2. Limiting n8n Workflow Concurrency

Instead of letting n8n fire off unlimited parallel requests, I added a "Queue" node at the start of each workflow. This forces workflows to wait their turn before calling Ollama.

In n8n, I set:

  • Execution mode: Queue
  • Max concurrent executions: 2

This meant only two workflows could call Ollama at the same time. The rest waited in line. Not elegant, but it worked.

3. Adding Retry Logic in n8n

I configured the HTTP Request node to retry failed requests:

  • Retry on fail: Yes
  • Max retries: 3
  • Wait between retries: 5 seconds

This handled transient failures when Ollama was briefly overloaded. Some requests succeeded on the second or third attempt.

4. Reducing Context Window

I created a custom Modelfile for llama3.2 with a smaller context window:

FROM llama3.2:3b
PARAMETER num_ctx 1024

Then created the model:

ollama create llama3.2-fast -f ./Modelfile

This reduced memory usage per request and sped up inference slightly. Not a huge difference, but noticeable when running multiple workflows.

What Didn't Work

Increasing OLLAMA_NUM_PARALLEL Too High

I tried setting OLLAMA_NUM_PARALLEL=10, thinking more concurrency would help. It made things worse. CPU usage stayed at 100%, and requests took even longer because the VM was thrashing between too many inference tasks.

The sweet spot for my 16GB VM was 3-4 concurrent requests.
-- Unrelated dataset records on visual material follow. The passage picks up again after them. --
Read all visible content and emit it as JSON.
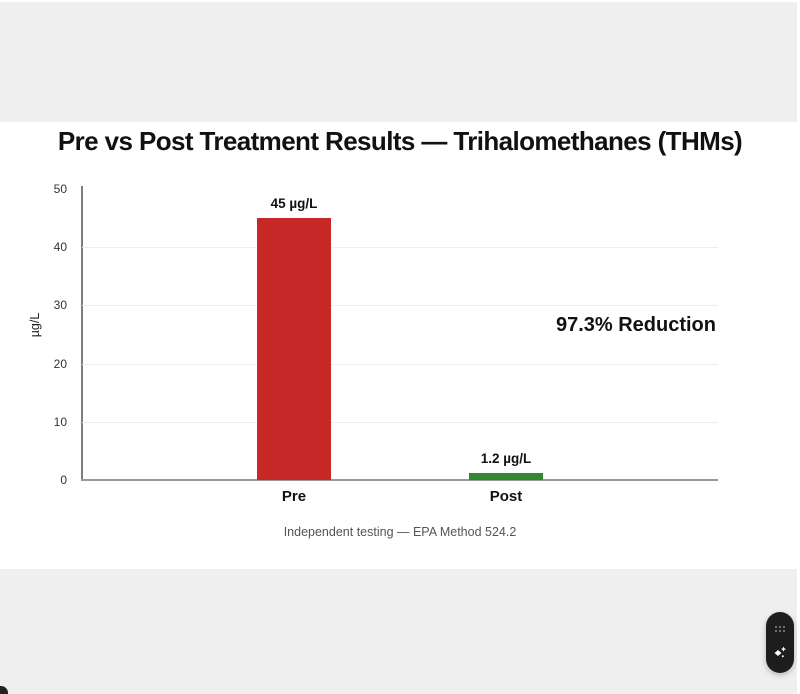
{
  "page": {
    "title": "Pre vs Post Treatment Results — Trihalomethanes (THMs)",
    "annotation": "97.3% Reduction",
    "caption": "Independent testing — EPA Method 524.2",
    "band_color": "#efefef"
  },
  "chart_data": {
    "type": "bar",
    "title": "Pre vs Post Treatment Results — Trihalomethanes (THMs)",
    "categories": [
      "Pre",
      "Post"
    ],
    "values": [
      45,
      1.2
    ],
    "bar_labels": [
      "45 µg/L",
      "1.2 µg/L"
    ],
    "bar_colors": [
      "#c62828",
      "#2f8a2f"
    ],
    "xlabel": "",
    "ylabel": "µg/L",
    "ylim": [
      0,
      50
    ],
    "yticks": [
      0,
      10,
      20,
      30,
      40,
      50
    ],
    "grid": true,
    "legend": "none",
    "annotation": "97.3% Reduction",
    "caption": "Independent testing — EPA Method 524.2"
  },
  "widget": {
    "background": "#1d1d1d",
    "icons": [
      "drag-handle-dots-icon",
      "sparkle-icon"
    ]
  }
}
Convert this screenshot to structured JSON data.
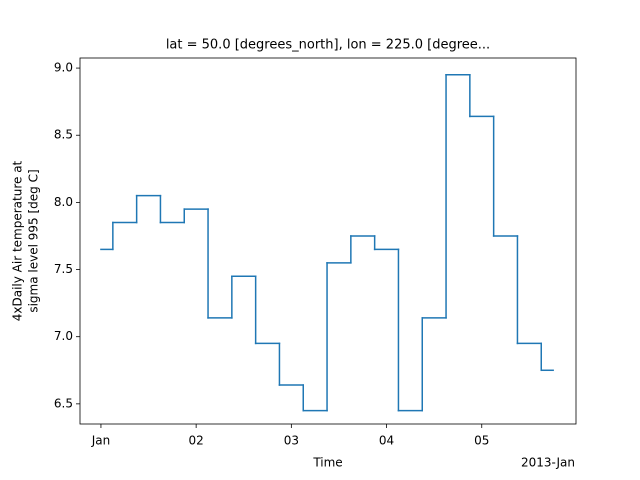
{
  "chart_data": {
    "type": "step",
    "title": "lat = 50.0 [degrees_north], lon = 225.0 [degree...",
    "xlabel": "Time",
    "ylabel": [
      "4xDaily Air temperature at",
      "sigma level 995 [deg C]"
    ],
    "x_offset_label": "2013-Jan",
    "step_where": "mid",
    "series": [
      {
        "color": "#1f77b4",
        "x": [
          1,
          1.25,
          1.5,
          1.75,
          2,
          2.25,
          2.5,
          2.75,
          3,
          3.25,
          3.5,
          3.75,
          4,
          4.25,
          4.5,
          4.75,
          5,
          5.25,
          5.5,
          5.75
        ],
        "values": [
          7.65,
          7.85,
          8.05,
          7.85,
          7.95,
          7.14,
          7.45,
          6.95,
          6.64,
          6.45,
          7.55,
          7.75,
          7.65,
          6.45,
          7.14,
          8.95,
          8.64,
          7.75,
          6.95,
          6.75
        ]
      }
    ],
    "xlim": [
      0.78,
      5.99
    ],
    "xticks": [
      {
        "value": 1,
        "label": "Jan"
      },
      {
        "value": 2,
        "label": "02"
      },
      {
        "value": 3,
        "label": "03"
      },
      {
        "value": 4,
        "label": "04"
      },
      {
        "value": 5,
        "label": "05"
      }
    ],
    "ylim": [
      6.35,
      9.075
    ],
    "yticks": [
      6.5,
      {
        "value": 7,
        "label": "7.0"
      },
      7.5,
      {
        "value": 8,
        "label": "8.0"
      },
      8.5,
      {
        "value": 9,
        "label": "9.0"
      }
    ]
  }
}
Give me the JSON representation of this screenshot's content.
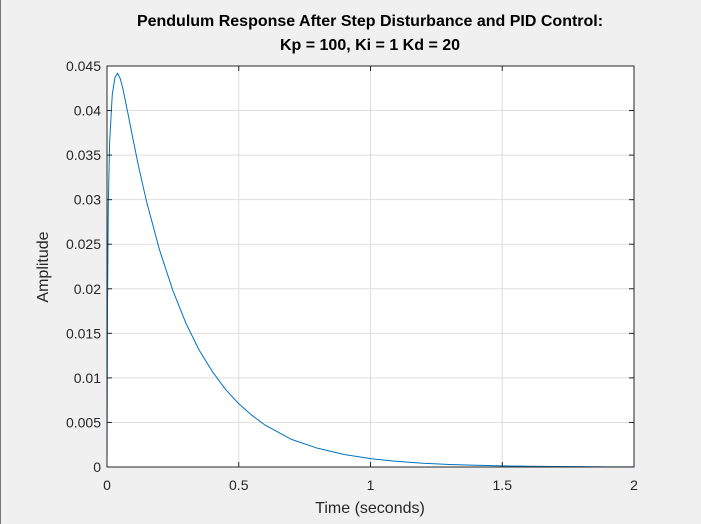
{
  "chart_data": {
    "type": "line",
    "title": [
      "Pendulum Response After Step Disturbance and PID Control:",
      "Kp = 100, Ki = 1 Kd = 20"
    ],
    "xlabel": "Time (seconds)",
    "ylabel": "Amplitude",
    "xlim": [
      0,
      2
    ],
    "ylim": [
      0,
      0.045
    ],
    "xticks": [
      0,
      0.5,
      1,
      1.5,
      2
    ],
    "xtick_labels": [
      "0",
      "0.5",
      "1",
      "1.5",
      "2"
    ],
    "yticks": [
      0,
      0.005,
      0.01,
      0.015,
      0.02,
      0.025,
      0.03,
      0.035,
      0.04,
      0.045
    ],
    "ytick_labels": [
      "0",
      "0.005",
      "0.01",
      "0.015",
      "0.02",
      "0.025",
      "0.03",
      "0.035",
      "0.04",
      "0.045"
    ],
    "grid": true,
    "series": [
      {
        "color": "#0072BD",
        "x": [
          0,
          0.002,
          0.005,
          0.01,
          0.02,
          0.03,
          0.04,
          0.05,
          0.06,
          0.08,
          0.1,
          0.12,
          0.15,
          0.2,
          0.25,
          0.3,
          0.35,
          0.4,
          0.45,
          0.5,
          0.55,
          0.6,
          0.7,
          0.8,
          0.9,
          1.0,
          1.1,
          1.2,
          1.3,
          1.4,
          1.5,
          1.6,
          1.7,
          1.8,
          1.9,
          2.0
        ],
        "y": [
          0,
          0.0185,
          0.0295,
          0.0365,
          0.0418,
          0.0437,
          0.0442,
          0.0436,
          0.0425,
          0.0396,
          0.0366,
          0.0337,
          0.0298,
          0.0243,
          0.0198,
          0.0161,
          0.0131,
          0.0107,
          0.0087,
          0.0071,
          0.0058,
          0.0047,
          0.0031,
          0.0021,
          0.0014,
          0.00094,
          0.00063,
          0.00042,
          0.00028,
          0.00019,
          0.00013,
          8e-05,
          5e-05,
          4e-05,
          2e-05,
          1e-05
        ]
      }
    ]
  },
  "colors": {
    "figure_bg": "#f0f0f0",
    "axes_bg": "#ffffff",
    "grid": "#dfdfdf",
    "axis_line": "#262626"
  }
}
Beyond that, performance degraded.

Using Streaming Responses

I thought streaming ("stream": true) would reduce load by sending partial responses. It didn't help. n8n doesn't handle streaming well in HTTP Request nodes, and I still needed to wait for the full response anyway.

Streaming might work if I built a custom n8n node or used a different client, but for my use case, it added complexity without benefit.

Connection Pooling in n8n

I tried enabling persistent connections in n8n's HTTP Request node settings. It had no noticeable effect. Ollama doesn't seem to benefit much from connection reuse when requests are CPU-bound, not network-bound.

How I Monitor It Now

I set up a simple monitoring workflow in n8n that pings Ollama every 5 minutes with a lightweight request:

{
  "model": "llama3.2-fast",
  "prompt": "Test",
  "stream": false
}

It logs response time to a Google Sheet. If response time exceeds 10 seconds, I get a notification. This gives me early warning before workflows start failing.

I also check Ollama's logs occasionally:

journalctl -u ollama -f

Looking for errors or warnings about connection limits.

Key Takeaways

  • Ollama's default concurrency settings are conservative. Adjust OLLAMA_NUM_PARALLEL based on your hardware, but don't overdo it.
  • Rate limiting isn't always about network throttling. In my case, it was CPU saturation.
  • Queuing workflows in n8n is more reliable than letting them all fire at once.
  • Smaller context windows reduce memory and CPU load per request.
  • Retry logic in n8n helps handle transient failures without manual intervention.
  • Monitoring response times gives you early warning before things break completely.

Current Limitations

This setup works for my current load (5-10 workflows per hour). If I need to scale beyond that, I'll either need to add GPU passthrough to the VM or run multiple Ollama instances behind a load balancer. Neither is trivial in my Proxmox environment.

I also haven't tested this with larger models like llama3:70b. Those would require more RAM and likely hit different bottlenecks.

The monitoring workflow only checks basic availability. It doesn't track per-model performance or detect gradual degradation. That would require more sophisticated logging, which I haven't built yet.